Decades later and thousands of miles away, Fezzani channels her grandmother in a commercial kitchen in Menlo Park, where she preps and bakes all of the desserts for her Middle Eastern sweets company, Levant Dessert. Her hands fold unsalted butter into a tangle of frozen kataifi in a pan. She lines muffin tins with the mixture and layers each with cream or cheese and butter, then bakes them until they’re golden and fill the kitchen with a toasty, sweet aroma.

Levant Dessert is Fezzani’s first-ever food venture. She was born in Lebanon and lived in Syria as a young girl before her family left for England. She eventually met her husband there, whose work moved them to Hong Kong, Chicago, back to England and then Silicon Valley in 2008. She worked for her husband’s solar startup and also in logistics at Nordstrom, but neither were fulfilling for her.

Fezzani, bubbly and earnest, said she would always bring her Middle Eastern desserts to dinner parties — homemade knafeh, baklava, pudding tinged with orange blossom, barazek — and friends often urged her to take her hobby to the next level. She started seriously considering it a few years ago, and was particularly inspired by the opening of Mademoiselle Colette in Menlo Park. Seeing the French bakery come to fruition helped her envision what it would be like to start her own venture.

Fezzani started with special orders and events, then pop-ups at Nordstrom and Facebook. In 2019, she opened a storefront inside Sultana restaurant in Menlo Park after meeting the owner at a bridal shower she catered. Sultana diners can order from her menu, but customers can also come in to purchase her desserts directly.

Knafeh is Fezzani’s calling card. She makes several versions, including one filled with cream and another with mozzarella and mascarpone cheeses. Knafeh is traditionally filled with akawi, a salty Middle Eastern cheese, but Fezzani said she hasn’t found a good-enough version in the Bay Area. After the knafeh are baked, she drizzles each one with homemade orange blossom syrup.

Her custom knafeh cakes — shaped into numbers and letters for birthday parties, pacifiers for baby showers and even female body parts for a bachelorette party (she declined a request for a male body part) — have become popular. At a recent birthday party, one satisfied customer declared, “knafeh is the new cake.”

Fezzani also makes a series of seasonal milk and rice puddings with toppings such as nuts, orange blossom syrup, apricot paste or raspberry coulis.
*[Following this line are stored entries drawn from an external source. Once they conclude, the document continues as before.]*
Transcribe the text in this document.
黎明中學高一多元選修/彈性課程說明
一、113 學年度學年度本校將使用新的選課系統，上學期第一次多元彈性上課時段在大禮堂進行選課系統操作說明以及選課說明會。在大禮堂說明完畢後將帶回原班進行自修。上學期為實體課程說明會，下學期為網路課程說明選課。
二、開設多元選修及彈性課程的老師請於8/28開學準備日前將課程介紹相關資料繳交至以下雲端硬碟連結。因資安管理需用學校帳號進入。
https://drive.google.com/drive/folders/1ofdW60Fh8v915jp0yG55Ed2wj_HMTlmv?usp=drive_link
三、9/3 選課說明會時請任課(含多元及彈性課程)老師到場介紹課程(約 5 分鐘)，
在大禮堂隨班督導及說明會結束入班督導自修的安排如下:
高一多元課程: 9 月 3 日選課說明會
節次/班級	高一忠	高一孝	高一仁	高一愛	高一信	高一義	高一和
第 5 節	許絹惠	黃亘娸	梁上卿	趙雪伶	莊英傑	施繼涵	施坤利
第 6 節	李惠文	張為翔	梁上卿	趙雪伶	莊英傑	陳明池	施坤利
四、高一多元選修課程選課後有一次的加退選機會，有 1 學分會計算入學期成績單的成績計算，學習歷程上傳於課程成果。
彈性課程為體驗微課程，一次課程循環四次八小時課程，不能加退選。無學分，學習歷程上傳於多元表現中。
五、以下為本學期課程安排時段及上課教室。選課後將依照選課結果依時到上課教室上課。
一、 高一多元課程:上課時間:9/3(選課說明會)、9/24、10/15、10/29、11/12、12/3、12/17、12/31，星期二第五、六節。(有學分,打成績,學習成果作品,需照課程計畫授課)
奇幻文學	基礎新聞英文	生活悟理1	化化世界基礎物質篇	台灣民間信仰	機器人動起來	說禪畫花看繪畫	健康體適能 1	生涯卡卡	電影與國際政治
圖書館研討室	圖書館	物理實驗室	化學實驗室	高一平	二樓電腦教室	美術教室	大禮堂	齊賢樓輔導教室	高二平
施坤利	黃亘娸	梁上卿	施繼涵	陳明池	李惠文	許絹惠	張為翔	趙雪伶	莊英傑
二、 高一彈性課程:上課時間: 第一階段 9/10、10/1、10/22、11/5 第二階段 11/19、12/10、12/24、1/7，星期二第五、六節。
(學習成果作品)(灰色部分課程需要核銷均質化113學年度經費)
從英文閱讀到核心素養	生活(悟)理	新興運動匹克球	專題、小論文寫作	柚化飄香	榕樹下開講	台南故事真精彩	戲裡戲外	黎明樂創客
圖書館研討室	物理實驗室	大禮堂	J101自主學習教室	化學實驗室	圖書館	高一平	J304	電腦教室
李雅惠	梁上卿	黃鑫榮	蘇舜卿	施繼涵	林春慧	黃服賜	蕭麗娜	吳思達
For winter, she has a caraway cinnamon pudding that’s traditionally served when a woman gives birth, she said, either as a hot, creamy drink or put in the fridge to set for a chilled pudding. Fezzani also makes balooza, a Syrian rice pudding topped with orange curd. She thickens the puddings with salep, a flour made from orchid roots that’s common in the Middle East, along with a gluten-free version using cornstarch instead.
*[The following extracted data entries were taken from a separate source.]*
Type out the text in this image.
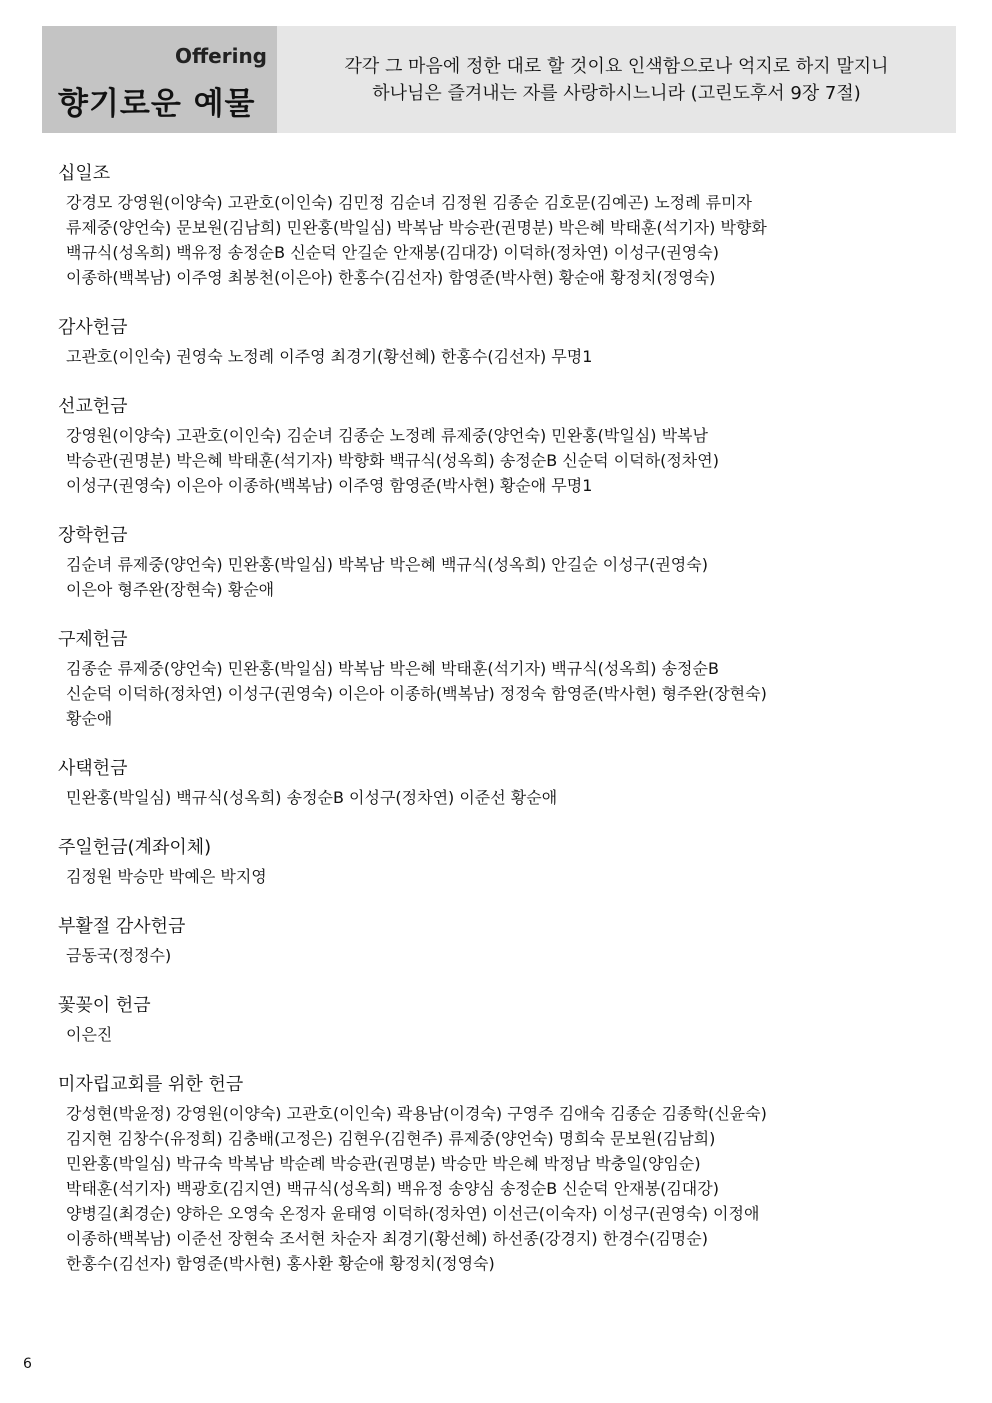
Offering
향기로운 예물
각각 그 마음에 정한 대로 할 것이요 인색함으로나 억지로 하지 말지니
하나님은 즐겨내는 자를 사랑하시느니라 (고린도후서 9장 7절)
십일조
강경모 강영원(이양숙) 고관호(이인숙) 김민정 김순녀 김정원 김종순 김호문(김예곤) 노정례 류미자
류제중(양언숙) 문보원(김남희) 민완홍(박일심) 박복남 박승관(권명분) 박은혜 박태훈(석기자) 박향화
백규식(성옥희) 백유정 송정순B 신순덕 안길순 안재봉(김대강) 이덕하(정차연) 이성구(권영숙)
이종하(백복남) 이주영 최봉천(이은아) 한홍수(김선자) 함영준(박사현) 황순애 황정치(정영숙)
감사헌금
고관호(이인숙) 권영숙 노정례 이주영 최경기(황선혜) 한홍수(김선자) 무명1
선교헌금
강영원(이양숙) 고관호(이인숙) 김순녀 김종순 노정례 류제중(양언숙) 민완홍(박일심) 박복남
박승관(권명분) 박은혜 박태훈(석기자) 박향화 백규식(성옥희) 송정순B 신순덕 이덕하(정차연)
이성구(권영숙) 이은아 이종하(백복남) 이주영 함영준(박사현) 황순애 무명1
장학헌금
김순녀 류제중(양언숙) 민완홍(박일심) 박복남 박은혜 백규식(성옥희) 안길순 이성구(권영숙)
이은아 형주완(장현숙) 황순애
구제헌금
김종순 류제중(양언숙) 민완홍(박일심) 박복남 박은혜 박태훈(석기자) 백규식(성옥희) 송정순B
신순덕 이덕하(정차연) 이성구(권영숙) 이은아 이종하(백복남) 정정숙 함영준(박사현) 형주완(장현숙)
황순애
사택헌금
민완홍(박일심) 백규식(성옥희) 송정순B 이성구(정차연) 이준선 황순애
주일헌금(계좌이체)
김정원 박승만 박예은 박지영
부활절 감사헌금
금동국(정정수)
꽃꽂이 헌금
이은진
미자립교회를 위한 헌금
강성현(박윤정) 강영원(이양숙) 고관호(이인숙) 곽용남(이경숙) 구영주 김애숙 김종순 김종학(신윤숙)
김지현 김창수(유정희) 김충배(고정은) 김현우(김현주) 류제중(양언숙) 명희숙 문보원(김남희)
민완홍(박일심) 박규숙 박복남 박순례 박승관(권명분) 박승만 박은혜 박정남 박충일(양임순)
박태훈(석기자) 백광호(김지연) 백규식(성옥희) 백유정 송양심 송정순B 신순덕 안재봉(김대강)
양병길(최경순) 양하은 오영숙 온정자 윤태영 이덕하(정차연) 이선근(이숙자) 이성구(권영숙) 이정애
이종하(백복남) 이준선 장현숙 조서현 차순자 최경기(황선혜) 하선종(강경지) 한경수(김명순)
한홍수(김선자) 함영준(박사현) 홍사환 황순애 황정치(정영숙)
6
Because of frequent dietary restrictions and requests from customers, Fezzani has added gluten-free and vegan desserts to her lineup, including using vegan butter to make pistachio baklava and coconut oil in sfoof, a Lebanese turmeric cake (which she serves with English custard, a vestige of her years in England). She’s also cognizant about how much sugar goes into her desserts, so they’re all subtly, rather than sickly, sweet. She makes her own sugar-free stevia syrup and wants to experiment with monk fruit as a sweetener — not only for health reasons but also for flavor, she said.

“I believe in tasting all the flavors in a dessert,” Fezzani said.

Soon, she plans to add savory items and a line of Middle Eastern-inspired chocolate desserts, such as ganache with dates and pistachio.

Fezzani isn’t sure whether she wants to graduate to her own brick-and-mortar bakery. Like her grandmother, she likes being hands-on and in full control of the business she built from scratch. The hours she spends tweaking recipes and baking into the evening are a gift, she said, a way of doing something for herself after years of raising her children and working unsatisfying jobs.

“It’s a story I’m writing myself,” she said of the bakery. “I don’t want anyone else to write it for me.”